En matière de vaudeville, on vous a jusqu’à présent surtout parlé de Labiche et Feydeau. Négligence ! Oubli coupable ! Et Courteline dans tout ça ? Spécialiste de la pièce courte et lapidaire, il complète la triade des spécialistes du genre avec une nuance de taille : si Labiche présente la niaiserie suffisante de ses contemporains, si Feydeau détaille les mœurs gentiment crapuleuses et grotesques de ses pairs, Courteline quant à lui donne délibérément dans le trash le plus absolu.
Pour preuve ce petit bijou de délire qu’est Les Boulingrin. Ce n’est pas pour rien si cette saynète ultra rapide (une demi heure, pas plus) fut jouée pour la première fois en 1898 au théâtre du Grand Guignol, temple du meurtre factice et de l’humour noir. C’est que Courteline y brosse une querelle de ménage qui manque de tourner au massacre domestique avec comme témoin, arbitre et victime collatérale le pauvre Des Rillettes, qui pensait intégrer le foyer de ces connaissances pour y nicher comme pique assiette.

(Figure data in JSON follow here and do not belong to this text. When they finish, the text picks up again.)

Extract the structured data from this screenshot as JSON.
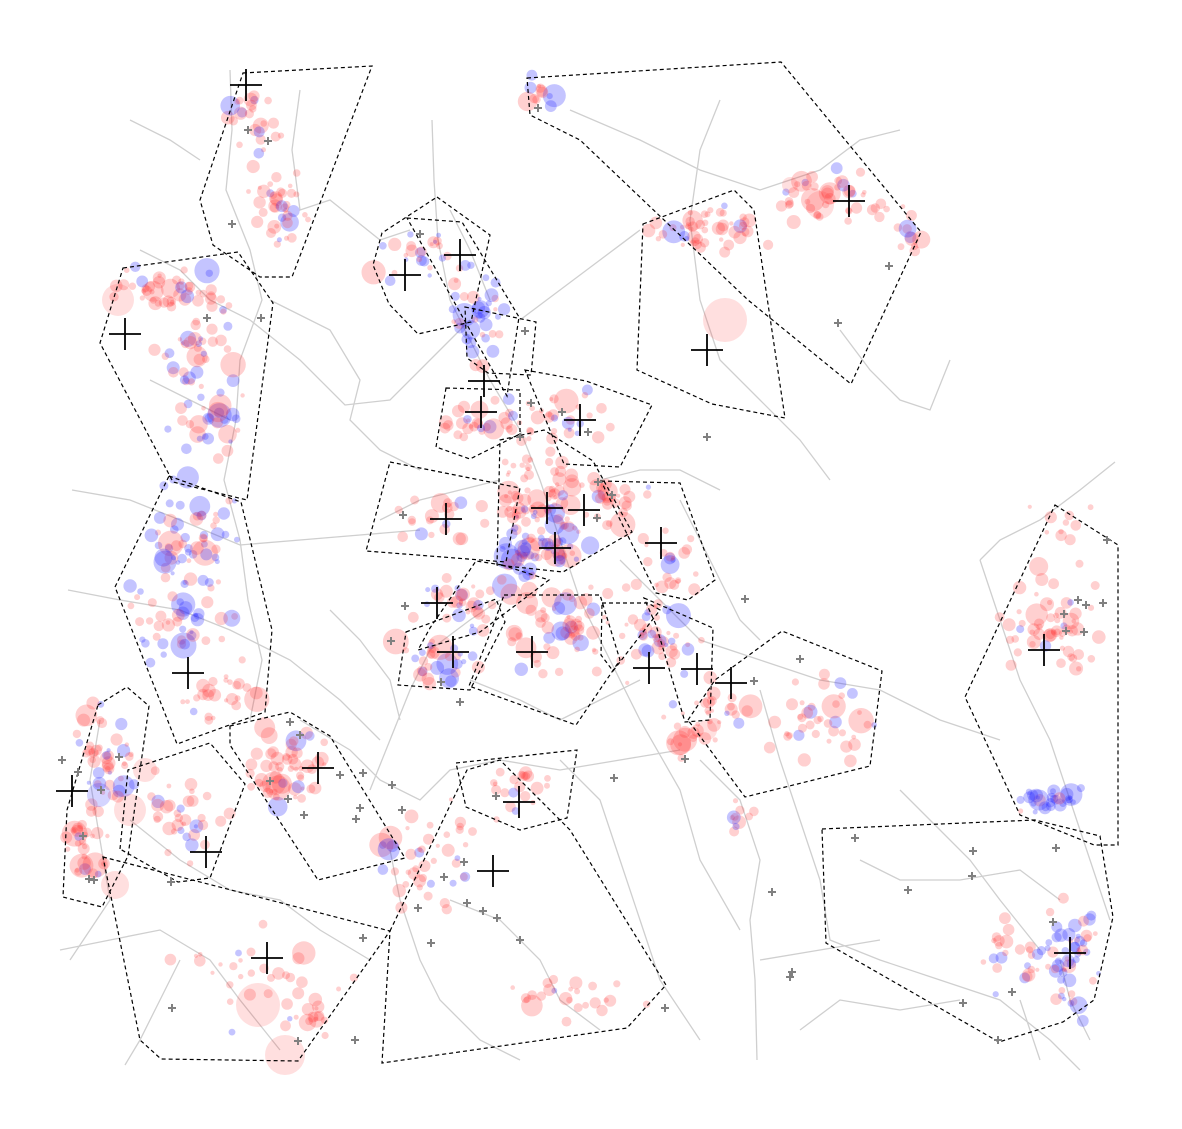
{
  "map": {
    "colors": {
      "background": "#ffffff",
      "road": "#cfcfcf",
      "zone_boundary": "#000000",
      "zone_center_marker": "#000000",
      "station_marker": "#808080",
      "point_red": "#ff2a2a",
      "point_blue": "#2a2aff"
    },
    "icons": {
      "zone_center": "large-black-cross-icon",
      "station": "small-gray-cross-icon"
    },
    "legend": "none",
    "zone_count": 27,
    "text": ""
  }
}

Raté !!!! A peine installé dans la salle à manger à détailler le confort douillet des lieux, il voit débouler un doublon de furies se crêpant le chignon. Décidément le ménage Boulingrin bat de l’aile, s’insultant copieusement, à deux doigts de s’éviscérer avec férocité, et il le fait savoir au nouvel arrivant qui va en pâtir physiquement. Farce typique de la guerre des sexes … sauf que la mise en scène de Paul Vecchiali datée de 1995 explore le sujet un peu plus loin, faisant clairement ressortir le surréalisme affleurant dans le traitement du thème.
Bonne ivre morte, salon en feu, Des Rillettes volontairement battu et torturé, ambiguïté d’un couple dont on ne sait si au fond il n’adore pas terroriser ses visiteurs avec ce comportement de psychopathe, tout est fait pour tracer le lien avec ce grand chef d’œuvre de l’absurde qu’est La Cantatrice chauve, y compris et surtout la direction des interprètes Dominique Constanza, Gérard Giroudon, Bruno Raffaelli et Véronique Vella, de la Comédie française, qui se prêtent au jeu avec exultation.
Au cœur du processus, des répliques toujours plus cinglantes, dites sur une tonalité menaçante, qui tiennent à la fois de la confidence, de la complainte et de l’intimidation. On rit mais la violence est extrême, psychologique, verbale, et un brin tragique, car c’est ici le spectacle bien triste de deux personnes qui se haïssent à force de ne plus communiquer, mais n’hésitent pas à s’exhiber sans pudeur … pour se débarrasser d’un gêneur ? Qui sait ? Et c’est cette équivoque qui donne tout son piquant à cette lecture.